If most writers can spend the first third of their career focusing on journalism or some type of corporate writing, and then the middle third on publishing novels or whatever, and then the last third teaching, or maybe just riding the fame of the one book that got turned into a movie... Yeah I think trying to be a writer sounds easier than becoming a billionaire.

[–] jballs@sh.itjust.works 17 points 5 months ago

50 authors across the publishing industry who during this four-year period sold more than 500,000 units in a single year

Yikes.

[–] breadsmasher@lemmy.world 10 points 5 months ago (1 children)

Side note, why are substack posts shared consistently, when it looks basically to be blogspam? If I was linking to “billionaire vs books metrics” or whatever, and posted it from blogspot, or tumblr, or even a facebook post, itll be rightly shit on.

But on a substack? Its discussed like it wasnt written by random internet person instead of a valid source

[–] delirious_owl@discuss.online 1 points 5 months ago

There are lots of respected and credible people on substack. Mind the author, not the host.

[–] qyron@sopuli.xyz 10 points 5 months ago (1 children)

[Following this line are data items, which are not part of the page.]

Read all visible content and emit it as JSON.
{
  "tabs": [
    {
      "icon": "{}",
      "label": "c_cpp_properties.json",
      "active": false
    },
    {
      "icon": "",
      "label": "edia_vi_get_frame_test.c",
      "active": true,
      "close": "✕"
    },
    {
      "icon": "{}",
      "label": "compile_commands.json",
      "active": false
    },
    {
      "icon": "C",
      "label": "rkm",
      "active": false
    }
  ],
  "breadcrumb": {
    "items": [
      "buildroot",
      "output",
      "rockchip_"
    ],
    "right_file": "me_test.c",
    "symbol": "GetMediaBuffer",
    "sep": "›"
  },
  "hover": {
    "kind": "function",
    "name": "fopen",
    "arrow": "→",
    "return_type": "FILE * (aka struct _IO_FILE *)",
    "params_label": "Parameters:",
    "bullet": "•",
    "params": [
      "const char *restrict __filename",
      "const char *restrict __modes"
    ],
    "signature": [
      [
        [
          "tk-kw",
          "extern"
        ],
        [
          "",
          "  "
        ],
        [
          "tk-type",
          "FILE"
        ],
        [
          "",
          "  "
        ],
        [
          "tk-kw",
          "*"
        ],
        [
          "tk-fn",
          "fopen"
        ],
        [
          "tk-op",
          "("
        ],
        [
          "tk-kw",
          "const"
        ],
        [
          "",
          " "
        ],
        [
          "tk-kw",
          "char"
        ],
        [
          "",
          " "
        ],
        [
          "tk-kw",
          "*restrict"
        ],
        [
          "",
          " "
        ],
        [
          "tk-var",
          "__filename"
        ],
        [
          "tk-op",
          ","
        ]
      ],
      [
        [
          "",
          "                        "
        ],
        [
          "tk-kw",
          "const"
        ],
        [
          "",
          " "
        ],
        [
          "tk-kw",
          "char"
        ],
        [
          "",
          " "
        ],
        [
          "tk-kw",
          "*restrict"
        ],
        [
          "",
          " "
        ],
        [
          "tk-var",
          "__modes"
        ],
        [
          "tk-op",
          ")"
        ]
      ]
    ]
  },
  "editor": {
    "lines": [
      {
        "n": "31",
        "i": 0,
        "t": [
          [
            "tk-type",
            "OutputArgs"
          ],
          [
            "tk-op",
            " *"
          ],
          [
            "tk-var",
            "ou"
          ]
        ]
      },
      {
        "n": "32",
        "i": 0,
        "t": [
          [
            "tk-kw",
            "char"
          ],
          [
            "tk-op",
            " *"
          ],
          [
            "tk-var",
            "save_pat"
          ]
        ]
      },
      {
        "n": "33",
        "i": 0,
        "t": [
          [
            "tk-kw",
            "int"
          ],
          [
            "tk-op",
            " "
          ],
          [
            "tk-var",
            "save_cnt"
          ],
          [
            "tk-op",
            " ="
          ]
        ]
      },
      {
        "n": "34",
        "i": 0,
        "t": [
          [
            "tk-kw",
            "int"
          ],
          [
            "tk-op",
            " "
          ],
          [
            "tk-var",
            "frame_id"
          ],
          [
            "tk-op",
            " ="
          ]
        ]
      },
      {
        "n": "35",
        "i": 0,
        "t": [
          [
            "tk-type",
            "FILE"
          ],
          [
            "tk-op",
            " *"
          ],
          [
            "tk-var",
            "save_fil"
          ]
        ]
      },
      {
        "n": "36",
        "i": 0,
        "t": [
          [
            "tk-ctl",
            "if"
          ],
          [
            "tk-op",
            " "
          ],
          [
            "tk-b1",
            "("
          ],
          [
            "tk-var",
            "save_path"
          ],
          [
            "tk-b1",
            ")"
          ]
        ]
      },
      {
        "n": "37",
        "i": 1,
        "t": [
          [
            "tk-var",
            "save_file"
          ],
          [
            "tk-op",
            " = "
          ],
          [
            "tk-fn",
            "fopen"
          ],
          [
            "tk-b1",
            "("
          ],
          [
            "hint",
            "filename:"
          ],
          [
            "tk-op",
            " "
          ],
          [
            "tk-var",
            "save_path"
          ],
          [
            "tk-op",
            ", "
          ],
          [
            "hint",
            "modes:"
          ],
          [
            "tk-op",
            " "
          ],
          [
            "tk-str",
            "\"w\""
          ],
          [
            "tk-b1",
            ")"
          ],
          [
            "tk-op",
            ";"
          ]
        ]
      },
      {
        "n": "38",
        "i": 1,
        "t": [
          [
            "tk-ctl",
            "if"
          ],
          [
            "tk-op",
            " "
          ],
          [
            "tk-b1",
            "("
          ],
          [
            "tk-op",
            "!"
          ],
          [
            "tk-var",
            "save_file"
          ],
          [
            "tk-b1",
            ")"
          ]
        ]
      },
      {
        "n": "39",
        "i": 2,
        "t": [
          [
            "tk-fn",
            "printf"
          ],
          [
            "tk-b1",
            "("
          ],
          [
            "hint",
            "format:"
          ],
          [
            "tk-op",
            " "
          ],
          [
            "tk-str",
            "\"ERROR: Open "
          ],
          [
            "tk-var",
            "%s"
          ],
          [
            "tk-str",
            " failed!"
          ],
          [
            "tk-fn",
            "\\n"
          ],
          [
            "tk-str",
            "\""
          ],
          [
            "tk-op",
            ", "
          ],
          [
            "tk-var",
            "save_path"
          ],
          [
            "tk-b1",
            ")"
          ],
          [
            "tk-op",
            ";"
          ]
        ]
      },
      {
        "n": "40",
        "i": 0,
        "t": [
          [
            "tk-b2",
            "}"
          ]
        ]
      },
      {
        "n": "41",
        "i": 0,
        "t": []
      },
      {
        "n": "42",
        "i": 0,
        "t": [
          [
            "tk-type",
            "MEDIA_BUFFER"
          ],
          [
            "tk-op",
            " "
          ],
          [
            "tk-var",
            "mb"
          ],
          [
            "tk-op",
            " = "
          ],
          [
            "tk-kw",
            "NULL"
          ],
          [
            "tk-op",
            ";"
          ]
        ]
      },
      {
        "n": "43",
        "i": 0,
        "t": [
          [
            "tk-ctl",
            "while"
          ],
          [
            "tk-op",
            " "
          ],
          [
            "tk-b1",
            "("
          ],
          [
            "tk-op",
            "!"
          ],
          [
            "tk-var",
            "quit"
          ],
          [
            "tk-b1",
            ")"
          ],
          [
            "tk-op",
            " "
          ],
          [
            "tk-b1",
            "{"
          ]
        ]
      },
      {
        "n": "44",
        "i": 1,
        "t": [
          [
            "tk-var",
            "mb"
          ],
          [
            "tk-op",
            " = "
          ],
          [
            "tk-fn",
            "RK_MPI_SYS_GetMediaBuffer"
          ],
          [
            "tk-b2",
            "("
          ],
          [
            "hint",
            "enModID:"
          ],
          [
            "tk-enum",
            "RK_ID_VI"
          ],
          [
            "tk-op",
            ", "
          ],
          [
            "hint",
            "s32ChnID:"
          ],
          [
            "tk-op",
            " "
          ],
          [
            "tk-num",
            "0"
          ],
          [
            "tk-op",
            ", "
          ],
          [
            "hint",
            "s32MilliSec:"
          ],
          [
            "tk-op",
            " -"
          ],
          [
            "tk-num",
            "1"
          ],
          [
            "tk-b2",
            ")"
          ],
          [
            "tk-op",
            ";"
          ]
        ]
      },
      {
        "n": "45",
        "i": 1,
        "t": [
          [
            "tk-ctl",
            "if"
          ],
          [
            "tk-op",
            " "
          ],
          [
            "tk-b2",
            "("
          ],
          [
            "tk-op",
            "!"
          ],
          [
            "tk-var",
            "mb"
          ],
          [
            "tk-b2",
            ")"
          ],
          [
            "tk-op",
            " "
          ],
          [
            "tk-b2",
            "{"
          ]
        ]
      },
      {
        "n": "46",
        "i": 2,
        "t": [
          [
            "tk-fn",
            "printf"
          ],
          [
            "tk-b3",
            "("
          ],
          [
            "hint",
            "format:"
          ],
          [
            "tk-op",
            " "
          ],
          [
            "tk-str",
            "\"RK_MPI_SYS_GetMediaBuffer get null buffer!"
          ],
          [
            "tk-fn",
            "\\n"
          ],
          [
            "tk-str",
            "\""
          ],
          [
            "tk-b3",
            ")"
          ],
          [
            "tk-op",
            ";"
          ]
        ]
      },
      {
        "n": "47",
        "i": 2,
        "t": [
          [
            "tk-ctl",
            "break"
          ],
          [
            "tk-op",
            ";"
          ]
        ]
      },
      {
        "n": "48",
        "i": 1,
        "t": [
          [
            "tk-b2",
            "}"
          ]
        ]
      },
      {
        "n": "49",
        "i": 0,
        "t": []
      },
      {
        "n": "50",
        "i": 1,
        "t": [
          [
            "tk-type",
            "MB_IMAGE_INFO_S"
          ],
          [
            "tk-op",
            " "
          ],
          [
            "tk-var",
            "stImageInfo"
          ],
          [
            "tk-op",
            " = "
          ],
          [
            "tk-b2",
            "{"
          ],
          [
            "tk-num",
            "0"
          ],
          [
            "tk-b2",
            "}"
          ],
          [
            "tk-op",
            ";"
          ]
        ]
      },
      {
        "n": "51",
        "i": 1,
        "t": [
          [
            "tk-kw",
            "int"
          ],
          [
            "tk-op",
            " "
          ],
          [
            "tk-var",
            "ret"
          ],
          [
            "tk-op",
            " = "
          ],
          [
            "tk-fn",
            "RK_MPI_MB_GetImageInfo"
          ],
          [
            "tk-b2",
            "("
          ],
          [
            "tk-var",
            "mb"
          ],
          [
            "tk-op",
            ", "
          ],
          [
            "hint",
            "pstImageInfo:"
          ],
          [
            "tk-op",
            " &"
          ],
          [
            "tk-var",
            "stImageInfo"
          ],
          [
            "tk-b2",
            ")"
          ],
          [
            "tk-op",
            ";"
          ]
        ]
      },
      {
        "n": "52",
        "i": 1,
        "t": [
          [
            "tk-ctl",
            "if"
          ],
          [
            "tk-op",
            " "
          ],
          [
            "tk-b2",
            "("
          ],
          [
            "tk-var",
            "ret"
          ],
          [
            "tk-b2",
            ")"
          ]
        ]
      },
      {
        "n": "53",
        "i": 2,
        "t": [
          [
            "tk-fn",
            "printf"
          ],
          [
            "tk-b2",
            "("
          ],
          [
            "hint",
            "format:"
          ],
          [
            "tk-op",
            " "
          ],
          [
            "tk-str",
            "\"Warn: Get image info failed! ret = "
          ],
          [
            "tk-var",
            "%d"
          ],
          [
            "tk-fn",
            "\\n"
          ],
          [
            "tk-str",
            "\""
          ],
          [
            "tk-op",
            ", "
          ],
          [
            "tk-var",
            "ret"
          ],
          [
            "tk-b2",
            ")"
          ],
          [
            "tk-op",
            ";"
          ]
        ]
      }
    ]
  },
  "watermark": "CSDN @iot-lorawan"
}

So, what we should take from this is that any foray into any art is useless, therefore we should surrender any and all creative impulse to faceless companies.

Fuck no.

I'd rather distribute my work for free and have it read and enjoyed nonetheless than not write at all.

[–] BranBucket@lemmy.world 4 points 5 months ago

This. I just want to write something I'm somewhat satisfied with and have people appreciate it.

[–] NoIWontPickAName@kbin.earth 5 points 5 months ago

The secret is to just be a machine that looks human, like Sanderson, fucker writes whole books as secret projects

[–] zout@fedia.io 3 points 5 months ago

This article gives the impression that most people who studied English literature are now considered to be doing some equivalent of flipping burgers.